Verizon raised local residential service rates 79% in 2008, according to Kushnick. Business customers paid 70 percent more. Caller ID rates increased 38% — remarkable for a service that has a profit margin of 5,695%. But Verizon did even better boosting the charge for a non-published number by 38% — a service that has a 36,900% profit margin as of 1999 — the services are even cheaper to offer now.

Telephone service is one of those products that should have declined in price, especially after phone companies fully depreciated their copper wire networks — long ago paid off. Companies like Verizon have cut the budgets for outdoor wire maintenance and the number of employees tasked with keeping service up and running has been reduced by over 70 percent since 1985, dramatically reducing Verizon’s costs. But Verizon customers paid more for phone service, not less.

The cost of service might not have been as much of an issue had Verizon taken the excess funds and invested them in promised upgrades, but that has not happened for a significant percentage of the state and likely never will. Instead, they just increased company profits. More recently, Verizon has directed much of its investments into its more profitable wireless division.

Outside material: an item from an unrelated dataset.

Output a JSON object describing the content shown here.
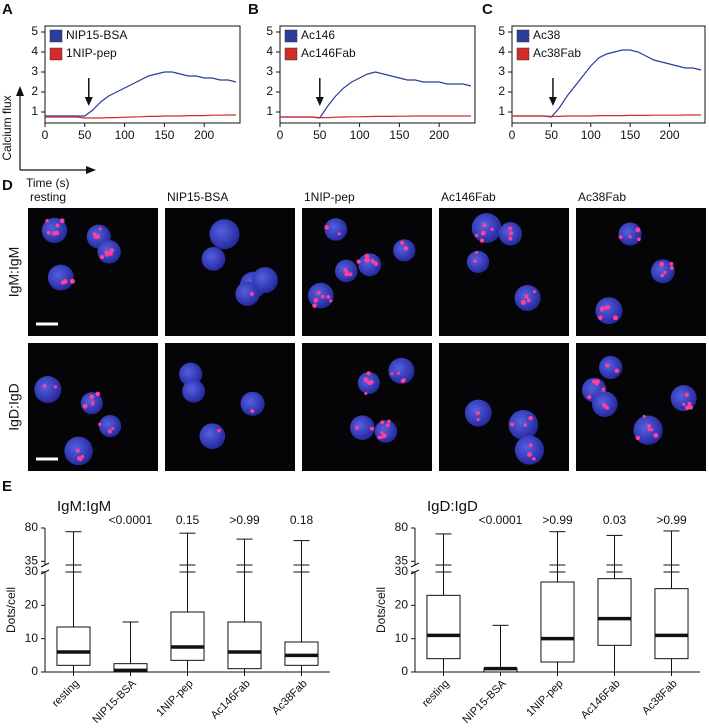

Even though Verizon achieved total victory with the Christie Administration-dominated BPU, the company is still making threats about any future plans for investment.

“It’s important that regulators and legislators support public policies that encourage broadband growth in New Jersey rather than ones that could jeopardize the state’s highly competitive communications industry, or risk future investments by providers like Verizon,” wrote Sam Delgado, vice president of external affairs.